Yesterday we had some surprise visitors in our garden. I was out early before my walk to check on the plants because we’d had a hard frost the night before and I wanted to see how everybody managed. (It had rained in addition to the cold temps. Some things really needed to be covered that weren’t. (Sweet potato vine, some parsley, and basil didn’t die but some of their leaves did. The strawberries on the other hand have been surviving since early April so they seem immune to the cold and luckily the tiny little kale sprouts survived as well!)
Anyway, when I was out, I noticed a web of sorts on the fence separating our yard from our neighbor’s with a big brown spot in the middle. Wondering if it was a big spider I went to have a closer look.
Now, I’m not a fan of spiders inside the house. An errant Daddy-Long-legs or two is one thing but anything else is usually cause for me to put on a brave face in front of the girls or get someone else to kill it when the girls aren’t paying attention. Outdoors though, I’m kind of impressed by them–how long they live, their sheer size and web-making ability.
What was on the fence however, appeared to be eggs of some kind. Concerned that it might be something gross that was going to imminently hatch and irritate me all summer I contacted all my garden experts via Instagram to see if anyone recognized what these things might be.
Only one expert really lived up to the name and tipped me off that they might actually be tiny spiders and not eggs at all. After closer inspection, she was right!
Tiny little brown and yellow spiders, likely hundreds of them, all clumped together. Just waiting.

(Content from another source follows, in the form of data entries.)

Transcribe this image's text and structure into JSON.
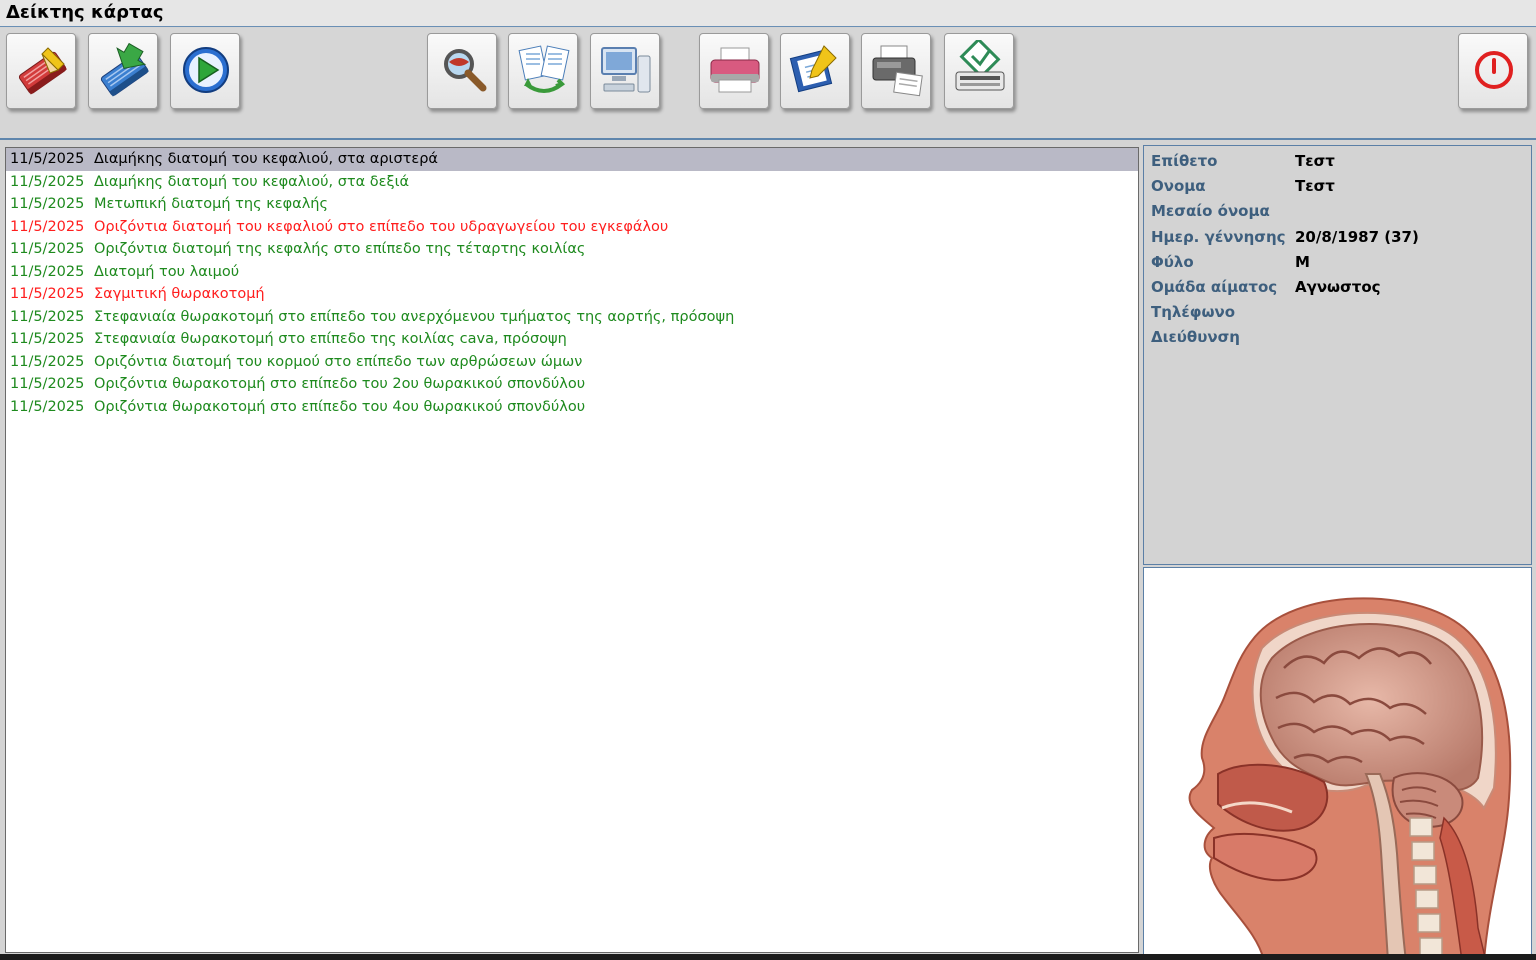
{
  "window": {
    "title": "Δείκτης κάρτας"
  },
  "toolbar": {
    "buttons": [
      {
        "name": "new-record-icon",
        "color": "#c0392b"
      },
      {
        "name": "import-record-icon",
        "color": "#2d6fb5"
      },
      {
        "name": "play-icon",
        "color": "#2e9e3a"
      },
      {
        "name": "zoom-icon",
        "color": "#8a4b2a"
      },
      {
        "name": "swap-icon",
        "color": "#3a9a3a"
      },
      {
        "name": "computer-icon",
        "color": "#5a7fb0"
      },
      {
        "name": "printer-icon",
        "color": "#c45a78"
      },
      {
        "name": "edit-document-icon",
        "color": "#2d5fb0"
      },
      {
        "name": "fax-icon",
        "color": "#555555"
      },
      {
        "name": "scanner-icon",
        "color": "#2e8b57"
      },
      {
        "name": "power-icon",
        "color": "#e02020"
      }
    ]
  },
  "records": {
    "colors": {
      "normal": "#1e8a1e",
      "alert": "#ff1e1e",
      "selected": "#000000"
    },
    "items": [
      {
        "date": "11/5/2025",
        "text": "Διαμήκης διατομή του κεφαλιού, στα αριστερά",
        "status": "selected"
      },
      {
        "date": "11/5/2025",
        "text": "Διαμήκης διατομή του κεφαλιού, στα δεξιά",
        "status": "normal"
      },
      {
        "date": "11/5/2025",
        "text": "Μετωπική διατομή της κεφαλής",
        "status": "normal"
      },
      {
        "date": "11/5/2025",
        "text": "Οριζόντια διατομή του κεφαλιού στο επίπεδο του υδραγωγείου του εγκεφάλου",
        "status": "alert"
      },
      {
        "date": "11/5/2025",
        "text": "Οριζόντια διατομή της κεφαλής στο επίπεδο της τέταρτης κοιλίας",
        "status": "normal"
      },
      {
        "date": "11/5/2025",
        "text": "Διατομή του λαιμού",
        "status": "normal"
      },
      {
        "date": "11/5/2025",
        "text": "Σαγμιτική θωρακοτομή",
        "status": "alert"
      },
      {
        "date": "11/5/2025",
        "text": "Στεφανιαία θωρακοτομή στο επίπεδο του ανερχόμενου τμήματος της αορτής, πρόσοψη",
        "status": "normal"
      },
      {
        "date": "11/5/2025",
        "text": "Στεφανιαία θωρακοτομή στο επίπεδο της κοιλίας cava, πρόσοψη",
        "status": "normal"
      },
      {
        "date": "11/5/2025",
        "text": "Οριζόντια διατομή του κορμού στο επίπεδο των αρθρώσεων ώμων",
        "status": "normal"
      },
      {
        "date": "11/5/2025",
        "text": "Οριζόντια θωρακοτομή στο επίπεδο του 2ου θωρακικού σπονδύλου",
        "status": "normal"
      },
      {
        "date": "11/5/2025",
        "text": "Οριζόντια θωρακοτομή στο επίπεδο του 4ου θωρακικού σπονδύλου",
        "status": "normal"
      }
    ]
  },
  "patient": {
    "fields": [
      {
        "label": "Επίθετο",
        "value": "Τεστ"
      },
      {
        "label": "Ονομα",
        "value": "Τεστ"
      },
      {
        "label": "Μεσαίο όνομα",
        "value": ""
      },
      {
        "label": "Ημερ. γέννησης",
        "value": "20/8/1987 (37)"
      },
      {
        "label": "Φύλο",
        "value": "Μ"
      },
      {
        "label": "Ομάδα αίματος",
        "value": "Αγνωστος"
      },
      {
        "label": "Τηλέφωνο",
        "value": ""
      },
      {
        "label": "Διεύθυνση",
        "value": ""
      }
    ]
  },
  "image": {
    "name": "head-sagittal-section-image"
  }
}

In general spiders are good pests to have around. They trap and eat other pestier pests. Garden spiders are just one more cool critter that chose our garden for their home. The more the merrier, I figure. And since they don’t want to live inside your house, they really are no cause for worry.
While Little Bean was sleeping, Big Sister and I headed outside so that I could introduce her to the baby spiders. They remained clumped in their little pack but periodically one or two would move around and then near the end of the afternoon they spread out a bit leading us to the believe that maybe they were ready to be on their way.
Big Sister was immediately enamored with the whole pack of them and kept calling them Our garden friends. Turning over a plant pot and using it as a make-shift stool, she sat most of the afternoon just watching the baby spiders. She called me over to have a look at what they were doing and began to cry because they seemed like they were ready to disperse.
I had already read to her about them and she was particularly upset by the fact that they were going to grow up quickly and move on. From her perch she said, I want them to stay here. Then starting to cry, I don’t want them to leave. I hugged her and explained that some of them would certainly choose our garden as their home.
Later she continued– hopelessly, When they are grown-up spiders, they can choose to live where ever they want.
Yes, I nodded in confirmation.
Well, she started, I just wish I could choose for them.
What ensued was a conversation about children and mommies and the difficulty of the mommies thinking they know better for the kids but the kids needing to learn and choose on their own. This is a chat I certainly didn’t expect to have so soon.
Big Sister sat with them for the rest of the afternoon and then said goodbye when it was time to go inside for dinner.
Today she seemed to have forgotten all about her garden friends until I mentioned that they were still hanging around. Thrilled, she ran over to visit and explained to me what they were probably doing and why they hadn’t left yet. She still expressed concern that perhaps they were lonely or scared with two parents who just left them on the fence. I reassured her that they were fine and that they were all together.
My girls had a bad night of sleep and a rough morning. But sometimes the things you’d imagine only to be a nuisance (i.e. spider babies) give the universe a chance to show you the most beautiful parts of a person. I think Big Sister attaching herself so quickly to the spider babies is only the beginning of the beautiful she’s got hiding in her heart.
Now I’ve heard that kids who grow up on farms around wildlife have a much better time understanding the birds and bees when the time comes. I hope that’s true of kids who hang around the garden because Big Sister just asked me yesterday about how babies actually get into the mommy’s belly. I successfully distracted her with talk of birds nests and eggs but the conversation is obviously coming sooner than I thought.